I would argue that it is much more impressive than Dune 21 - it really gave me bad dreams when I watched it the first time, and I am very sure that the current iteration of the story has nothing of that power whatsoever.
Dune 21 looks more ‘real’ than Dune 84 - but not in a good way. The one thing which I really appreciate is the worm: the VX of old weren’t immersive at all, and this did kill the scenes. But everything else felt more real in Dune 84, in a dreamlike way.
The storytelling sucked, but that’s actually the point of Lynch. His films aren’t stories in a ‘this happens and because of this that happens’ kind of way. They are dreams. They are visceral rather than visual. And Dune 84 is no exception: I think it is a sleepwalk. “The sleeper awakes” is the conclusion of this.
Dune 21, in comparison, seems like a head and shoulders commercial to me, but for eugenics. And while I can fallow the story, while the visuals are cool and look good, while the set design even feels realistic and immersive it feels, sadly, inconsequential.
I am looking forward to the second part to get the chance to adapt to it, and change my view… Maybe it works if I watch them back to back.
Villeneuve’s Dune reminds me of Zach Snyder’s Watchmen film – very faithful to the source, but is very boring in the way it does it, with no vision added.

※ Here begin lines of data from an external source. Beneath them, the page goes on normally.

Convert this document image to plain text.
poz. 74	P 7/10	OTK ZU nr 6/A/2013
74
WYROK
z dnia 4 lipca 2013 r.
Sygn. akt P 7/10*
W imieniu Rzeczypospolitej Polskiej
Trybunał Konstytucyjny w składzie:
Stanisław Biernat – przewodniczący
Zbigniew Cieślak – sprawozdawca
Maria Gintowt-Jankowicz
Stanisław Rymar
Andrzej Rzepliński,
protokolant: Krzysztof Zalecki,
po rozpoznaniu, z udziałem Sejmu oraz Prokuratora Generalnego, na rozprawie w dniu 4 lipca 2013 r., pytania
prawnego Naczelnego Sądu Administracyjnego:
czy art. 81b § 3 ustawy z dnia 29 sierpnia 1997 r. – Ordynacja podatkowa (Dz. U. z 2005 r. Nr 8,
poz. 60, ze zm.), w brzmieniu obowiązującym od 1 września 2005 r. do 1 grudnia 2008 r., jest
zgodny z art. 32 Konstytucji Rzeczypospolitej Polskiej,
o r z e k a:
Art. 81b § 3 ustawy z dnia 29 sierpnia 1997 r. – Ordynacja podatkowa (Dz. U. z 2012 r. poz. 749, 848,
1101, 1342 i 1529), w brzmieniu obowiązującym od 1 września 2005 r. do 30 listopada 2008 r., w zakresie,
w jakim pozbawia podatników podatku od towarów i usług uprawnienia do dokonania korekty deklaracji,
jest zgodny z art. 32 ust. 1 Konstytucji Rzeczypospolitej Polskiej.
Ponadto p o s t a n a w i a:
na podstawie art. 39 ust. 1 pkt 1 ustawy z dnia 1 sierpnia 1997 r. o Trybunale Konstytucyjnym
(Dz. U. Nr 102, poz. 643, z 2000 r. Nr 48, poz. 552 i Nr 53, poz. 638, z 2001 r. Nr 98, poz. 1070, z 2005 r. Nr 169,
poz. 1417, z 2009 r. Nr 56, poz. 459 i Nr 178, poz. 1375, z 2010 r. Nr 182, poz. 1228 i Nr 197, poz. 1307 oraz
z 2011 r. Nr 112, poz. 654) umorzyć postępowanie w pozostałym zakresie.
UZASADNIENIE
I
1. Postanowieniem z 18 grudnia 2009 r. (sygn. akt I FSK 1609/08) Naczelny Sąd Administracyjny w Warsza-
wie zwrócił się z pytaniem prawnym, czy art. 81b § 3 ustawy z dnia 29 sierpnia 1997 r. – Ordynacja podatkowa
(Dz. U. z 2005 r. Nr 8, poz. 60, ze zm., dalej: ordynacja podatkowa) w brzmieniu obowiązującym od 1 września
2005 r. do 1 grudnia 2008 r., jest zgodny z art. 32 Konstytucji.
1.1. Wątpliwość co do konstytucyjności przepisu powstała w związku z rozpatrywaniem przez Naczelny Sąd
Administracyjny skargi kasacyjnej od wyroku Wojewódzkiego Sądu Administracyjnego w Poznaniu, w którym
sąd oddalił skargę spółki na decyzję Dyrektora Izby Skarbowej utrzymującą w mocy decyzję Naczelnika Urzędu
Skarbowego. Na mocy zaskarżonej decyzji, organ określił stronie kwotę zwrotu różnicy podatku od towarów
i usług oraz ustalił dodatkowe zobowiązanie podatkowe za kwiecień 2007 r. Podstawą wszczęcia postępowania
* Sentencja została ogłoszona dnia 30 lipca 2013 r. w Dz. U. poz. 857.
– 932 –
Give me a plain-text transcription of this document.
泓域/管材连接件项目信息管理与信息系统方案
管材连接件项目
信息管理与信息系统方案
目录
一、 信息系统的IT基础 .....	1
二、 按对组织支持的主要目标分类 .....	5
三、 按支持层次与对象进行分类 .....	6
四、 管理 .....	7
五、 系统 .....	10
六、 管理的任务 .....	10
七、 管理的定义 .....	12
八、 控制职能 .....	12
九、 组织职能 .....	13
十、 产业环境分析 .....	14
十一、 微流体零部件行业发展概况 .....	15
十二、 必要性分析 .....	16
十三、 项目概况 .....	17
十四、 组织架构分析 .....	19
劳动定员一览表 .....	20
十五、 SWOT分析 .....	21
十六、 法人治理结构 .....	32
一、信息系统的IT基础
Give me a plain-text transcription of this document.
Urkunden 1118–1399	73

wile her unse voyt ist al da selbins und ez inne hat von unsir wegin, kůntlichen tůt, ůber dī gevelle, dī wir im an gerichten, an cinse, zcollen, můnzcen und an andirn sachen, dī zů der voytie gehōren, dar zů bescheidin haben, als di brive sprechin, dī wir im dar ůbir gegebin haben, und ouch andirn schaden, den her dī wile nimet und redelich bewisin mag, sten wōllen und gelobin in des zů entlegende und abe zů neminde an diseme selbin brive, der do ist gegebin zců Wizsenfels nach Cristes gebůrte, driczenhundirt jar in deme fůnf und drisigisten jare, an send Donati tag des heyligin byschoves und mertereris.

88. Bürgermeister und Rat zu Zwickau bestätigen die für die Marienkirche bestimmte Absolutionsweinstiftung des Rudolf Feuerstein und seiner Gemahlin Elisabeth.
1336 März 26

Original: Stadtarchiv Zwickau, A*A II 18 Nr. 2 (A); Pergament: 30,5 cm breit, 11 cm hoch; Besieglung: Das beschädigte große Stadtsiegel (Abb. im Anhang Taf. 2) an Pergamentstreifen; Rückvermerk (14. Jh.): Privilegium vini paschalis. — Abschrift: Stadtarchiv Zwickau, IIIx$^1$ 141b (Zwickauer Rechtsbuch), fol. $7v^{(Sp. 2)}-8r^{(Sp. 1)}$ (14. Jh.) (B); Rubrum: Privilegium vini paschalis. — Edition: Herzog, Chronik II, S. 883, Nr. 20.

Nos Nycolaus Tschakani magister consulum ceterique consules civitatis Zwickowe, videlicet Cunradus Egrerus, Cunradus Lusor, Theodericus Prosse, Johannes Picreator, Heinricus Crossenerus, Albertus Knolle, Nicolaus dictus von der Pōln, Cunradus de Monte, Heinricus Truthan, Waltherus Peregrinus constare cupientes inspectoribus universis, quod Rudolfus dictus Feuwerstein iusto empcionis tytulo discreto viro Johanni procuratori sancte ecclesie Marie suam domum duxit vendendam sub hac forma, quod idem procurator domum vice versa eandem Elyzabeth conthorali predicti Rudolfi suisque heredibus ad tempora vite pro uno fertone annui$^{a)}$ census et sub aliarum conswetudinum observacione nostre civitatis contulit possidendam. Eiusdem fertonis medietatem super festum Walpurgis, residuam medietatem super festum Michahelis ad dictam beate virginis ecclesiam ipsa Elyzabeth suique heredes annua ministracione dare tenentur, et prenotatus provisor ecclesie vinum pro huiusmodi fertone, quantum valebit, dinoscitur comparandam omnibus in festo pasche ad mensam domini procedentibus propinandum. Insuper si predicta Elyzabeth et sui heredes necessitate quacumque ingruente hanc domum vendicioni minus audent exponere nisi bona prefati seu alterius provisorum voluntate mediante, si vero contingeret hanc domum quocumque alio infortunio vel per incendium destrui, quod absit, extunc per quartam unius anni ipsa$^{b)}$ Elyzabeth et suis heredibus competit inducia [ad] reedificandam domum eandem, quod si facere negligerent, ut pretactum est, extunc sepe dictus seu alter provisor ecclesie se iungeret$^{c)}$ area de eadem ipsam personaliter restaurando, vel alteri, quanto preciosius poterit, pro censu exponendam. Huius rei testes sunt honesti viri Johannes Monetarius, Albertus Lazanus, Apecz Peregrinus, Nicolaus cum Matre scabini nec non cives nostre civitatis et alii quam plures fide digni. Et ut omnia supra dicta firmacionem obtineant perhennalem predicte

Lynch’s Dune is not unlike Kubrick’s The Shining in that it takes liberties with the source material to make a new, more interesting, work.
I will say I found Lynch’s Dune more visually inventive than the new version, especially for a film made before CGI. That Guild Navigator was just so freaking weird, made moreso because people who hadn’t read the books had no way of knowing if it was a mutant or an alien or what.
The new version told a more coherent story but it didn’t seem to take as many risks.
funny, I thought yesterday that villeneuves dune is what snyder would love to have done, if he had the necessary skills to do so.
not in my book; snyder did not get the source material, best shown in the transformation of walter kovacs into rorschach (the scene where he kills the child molester). hated it.
Any film that has pugs in it is better than any film that doesn’t have pugs in it by definition.
In terms of the character designs, cinematography and major plot points (excepting the space squid) Snyder’s Watchmen was arguably one of the most faithful graphic-novel-to-film adaptations ever. But as you suggest it still felt like Snyder didn’t really “get” it. Nuance was stripped out in frustrating and sometimes baffling ways. He’d often make small changes to scenes and dialogue that undercut the original for no apparent reason.
He did murder Lee Iacocca though, so that was kind of funny.
That’s always something of a problem with films based on books1) and a huge problem with films based on comics2). It’s a different medium than the source material (I hesitate to use the term original) and changes must be made. Sometimes for better, sometimes for worse. Ironically, staying too faithful to the source can completely ruin the film.
From where I sit, one of the best comic-to-film adaptions is Rocketeer. Lots of changes3), sure, but they kept the tone, the feel, the spirit of the graphic novel. One is just as enjoyable as the other.
1) Visuals in my head only.
2) Actual visuals everyone can compare.
3) Prompting the obligatory whining from the usual suspects.